Every week, the crew responds to a bonus question in chat form.

Dear How to Do It,

I’m a woman in my late 30s. Until about a year ago, all of my relationships were with “average”-sized guys. About a year ago, though, I started dating a wonderful man who is also quite well-endowed (around 9 inches). This should be great, but he keeps hitting my cervix, which for me causes a huge amount of pain. Sex with us is also not as spontaneous as it has been with previous partners because it requires more lube, foreplay, etc. I also find it hard to give him a sustained blowjob because he’s also pretty thick and my jaw gets tired much faster than it has with previous partners. I’ve talked other female friends about this problem, and they are either envious or, if they have well-endowed partners, they don’t have the cervix pain that I do. I really like this guy (and he’s otherwise great in bed!), but I’d love to be able to actually appreciate his size rather than be annoyed by it. Do you have any tips?

—Big Trouble

Stoya: I’m going to blow my load early and start with my very best trick. Use your hand. Give him a reach-around, except instead of reaching around his body, reach around yours. If my hand is anything to go by, that’s about four inches of extra space.

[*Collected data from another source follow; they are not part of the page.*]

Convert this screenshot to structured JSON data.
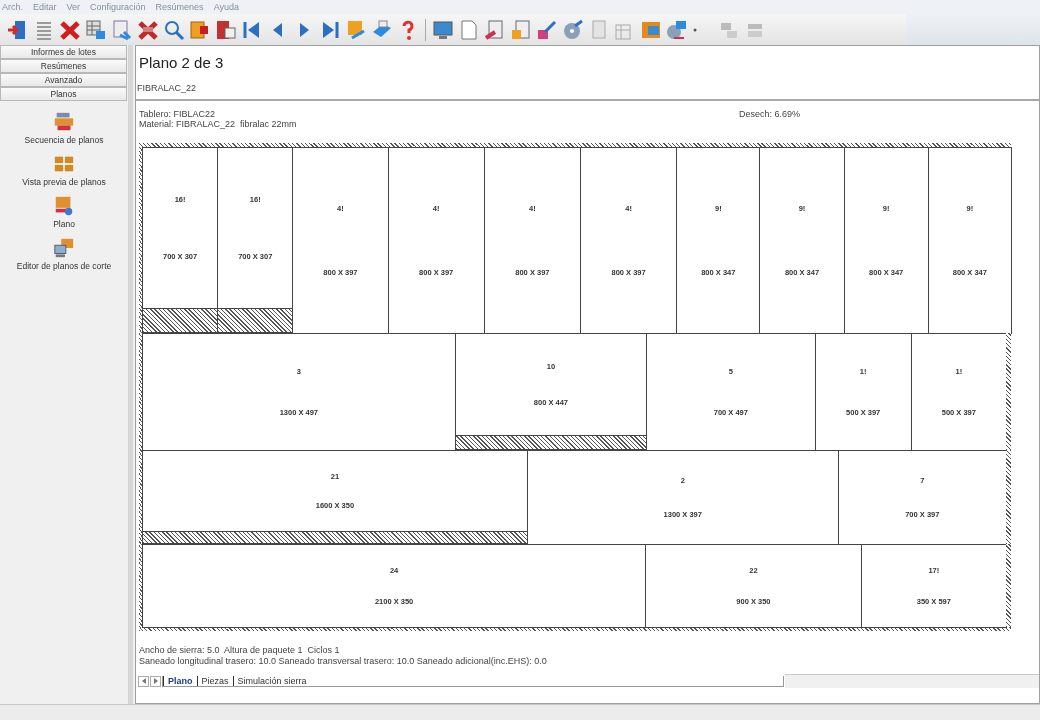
{
  "menu": [
    "Arch.",
    "Editar",
    "Ver",
    "Configuración",
    "Resúmenes",
    "Ayuda"
  ],
  "sidebar": {
    "sections": [
      {
        "label": "Informes de lotes"
      },
      {
        "label": "Resúmenes"
      },
      {
        "label": "Avanzado"
      },
      {
        "label": "Planos"
      }
    ],
    "items": [
      {
        "label": "Secuencia de planos"
      },
      {
        "label": "Vista previa de planos"
      },
      {
        "label": "Plano"
      },
      {
        "label": "Editor de planos de corte"
      }
    ]
  },
  "plan": {
    "title": "Plano 2 de 3",
    "material_code": "FIBRALAC_22",
    "board": "Tablero: FIBLAC22",
    "material": "Material: FIBRALAC_22  fibralac 22mm",
    "waste": "Desech: 6.69%"
  },
  "strips": [
    {
      "edge_waste": false,
      "pieces": [
        {
          "number": "16!",
          "size": "700 X 307",
          "waste": true
        },
        {
          "number": "16!",
          "size": "700 X 307",
          "waste": true
        },
        {
          "number": "4!",
          "size": "800 X 397",
          "waste": false
        },
        {
          "number": "4!",
          "size": "800 X 397",
          "waste": false
        },
        {
          "number": "4!",
          "size": "800 X 397",
          "waste": false
        },
        {
          "number": "4!",
          "size": "800 X 397",
          "waste": false
        },
        {
          "number": "9!",
          "size": "800 X 347",
          "waste": false
        },
        {
          "number": "9!",
          "size": "800 X 347",
          "waste": false
        },
        {
          "number": "9!",
          "size": "800 X 347",
          "waste": false
        },
        {
          "number": "9!",
          "size": "800 X 347",
          "waste": false
        }
      ]
    },
    {
      "edge_waste": true,
      "pieces": [
        {
          "number": "3",
          "size": "1300 X 497",
          "waste": false
        },
        {
          "number": "10",
          "size": "800 X 447",
          "waste": true
        },
        {
          "number": "5",
          "size": "700 X 497",
          "waste": false
        },
        {
          "number": "1!",
          "size": "500 X 397",
          "waste": false
        },
        {
          "number": "1!",
          "size": "500 X 397",
          "waste": false
        }
      ]
    },
    {
      "edge_waste": true,
      "pieces": [
        {
          "number": "21",
          "size": "1600 X 350",
          "waste": true
        },
        {
          "number": "2",
          "size": "1300 X 397",
          "waste": false
        },
        {
          "number": "7",
          "size": "700 X 397",
          "waste": false
        }
      ]
    },
    {
      "edge_waste": true,
      "pieces": [
        {
          "number": "24",
          "size": "2100 X 350",
          "waste": false
        },
        {
          "number": "22",
          "size": "900 X 350",
          "waste": false
        },
        {
          "number": "17!",
          "size": "350 X 597",
          "waste": false
        }
      ]
    }
  ],
  "footer": [
    "Ancho de sierra: 5.0  Altura de paquete 1  Ciclos 1",
    "Saneado longitudinal trasero: 10.0 Saneado transversal trasero: 10.0 Saneado adicional(inc.EHS): 0.0"
  ],
  "tabs": [
    {
      "label": "Plano",
      "selected": true
    },
    {
      "label": "Piezas",
      "selected": false
    },
    {
      "label": "Simulación sierra",
      "selected": false
    }
  ]
}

Rich: So you’re literally creating a buffer with your hand that will prevent him from going too deep?

Stoya: Yup.

Rich: Do you have any experience with the devices developed to help this (and other issues that result in pain from deep penetration) such as the Ohnut or the ComeClose Pleasure Ring?

Stoya: Well, consider my mind blown. Please inform me about these devices.

Rich: They’re also buffers worn at the base of the penis, but the advantage here is that they would allow her the complete freedom of her hands. Basically, the sex-aid equivalent of that microphone headset Madonna had developed for the Blond Ambition World Tour. They can both be used to help in this very issue, a big penis hitting the cervix and causing “collision dyspareunia.” But these can also be used in the case of health complications like endometriosis. The Ohnut is highly adjustable, giving you a lot of inches to work with (or reduce, as it were).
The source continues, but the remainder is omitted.